O alerta é lançado por um trio de pesquisadores num livro-manifesto chamado “Ponto Cego – Por que a ciência não pode ignorar a experiência humana”. Escrito pelo físico teórico brasileiro Marcelo Gleiser em parceria com o astrofísico americano Adam Frank e o filósofo americano Evan Thompson, ele explora um problema que perpassa todo o fazer científico, desde o estabelecimento de suas bases no Iluminismo.

Para os autores, o avanço científico criou uma confusão entre o que é a realidade e o que são os modelos que a própria ciência constrói e testa numa tentativa de se aproximar cada vez mais dela.

É uma ideia um tanto quanto abstrata, que pode ser entendida de forma mais simples por meio de exemplos. Digamos, a estrutura dos átomos. A mecânica quântica fornece descrições precisas do comportamento das partículas e forças que regem o mundo atômico, delimitando o que se pode e não se pode conhecer a respeito delas a cada dado momento e circunstância.

Isso naturalmente leva à tentação de imaginar que, quando falamos de quarks (componentes dos prótons e nêutrons) e léptons (grupo de partículas da qual os elétrons fazem parte), estamos falando da própria natureza, quando na verdade estamos discutindo um modelo (que se aproxima, talvez tanto quanto possível) da realidade.

Esse é o cerne do dito ponto cego, que o trio julga abarcar ao menos seis fenômenos diferentes: a bifurcação da natureza (a separação entre o que é a percepção humana de um fenômeno, digamos, as cores, e o que é parte da realidade física, ondas de luz com diferentes comprimentos de onda), o reducionismo (grosso modo, a ideia de se pode compreender o todo a partir do estudo individual de seus mínimos componentes), o objetivismo (a busca por uma visão, por assim dizer, “divina” da realidade, livre da subjetividade humana), o fisicalismo (a ideia de que tudo que existe é físico, algo que se costumava chamar de materialismo), a reificação das entidades matemáticas (o salto de fé de que há realidade em nossos construtos matemáticos por conta de seu poder explicativo nos fenômenos estudados por meio deles) e o tratamento da experiência como algo epifenomenal (a noção de que a consciência não passar de uma ilusão gerada pelo cérebro).

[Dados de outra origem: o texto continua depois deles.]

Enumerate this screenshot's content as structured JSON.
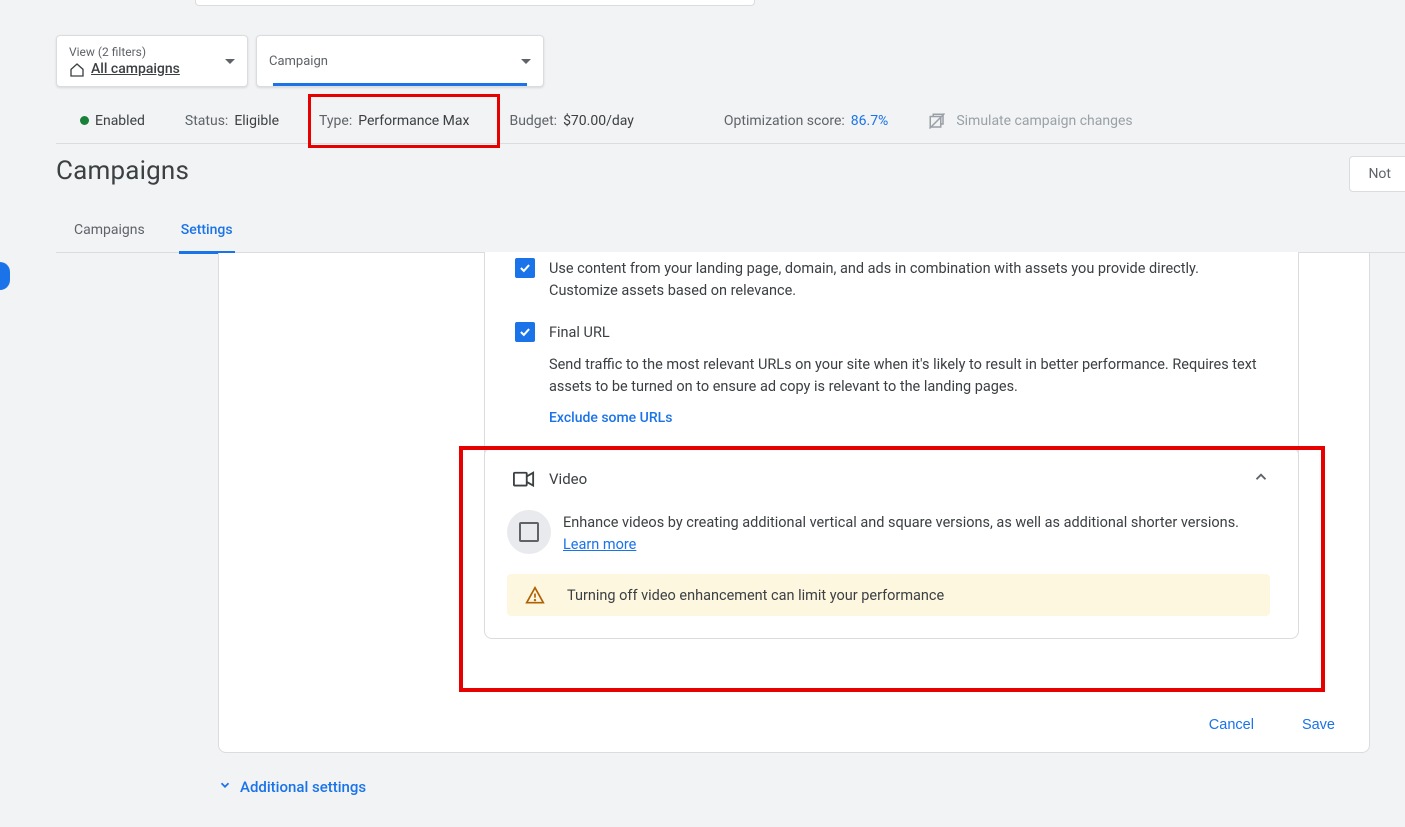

Após elencar essas facetas do dito ponto cego, os autores passam a explorar as origens dessas ideias, que consistem essencialmente numa filosofia que sustenta a prática científica moderna, e mostrar como estão entrelaçadas com os objetivos do próprio empreendimento científico, como forma de domínio sobre a natureza (mentalidade atrelada à civilização ocidental que deu vida à revolução industrial).

É um processo que segue em marcha acelerada até hoje, já demonstrando um esgarçamento do modelo na forma dos colapsos ambientais e mesmo sociais que temos vivido. Isso, naturalmente, é um problema. “É importante lembrar que o Ponto Cego é como o ar que respiramos: é uma mentalidade culturalmente onipresente, não uma constelação de ideias filosóficas obscuras.”

O livro é tão didático quanto possível, chegando até mesmo a ser repetitivo em alguns momentos para reforçar suas teses. Não é leitura suave. Exige atenção e reflexão. Mas oferece ideias suficientemente fascinantes para prender o interesse do leitor e refletir sobre coisas que tratamos como dadas. Enxergar o ponto cego é justamente questionar os fundamentos por trás do que pode ser visto hoje como um culto à ciência.

A obra se desdobra explorando, em capítulos, as diversas manifestações do ponto cego no estudo do Universo, da vida e da consciência e do planeta. É inevitável sentir uma ponta de pessimismo ao perceber o enraizamento dessa percepção limitada do fazer científico e dos impactos que ela pode ter. Mas o livro termina num tom esperançoso, indicando que a própria ciência tem em seu bojo a virtude da autocorreção e que o ponto cego vem se tornando mais evidente nas mais variadas áreas.

O que será preciso para que seja superado, os autores não dizem, alegando ser uma construção coletiva ainda a ser erguida. Contudo, a sensação que fica é que já estamos começando a trilhar esse caminho e que, apesar de todos os desafios, o século 21 ainda pode ter seu momento de novas luzes, trazendo uma compreensão mais madura de como a ciência e a experiência humana são inseparáveis —apesar de todas as dores de crescimento que ainda nos aguardam pelo caminho.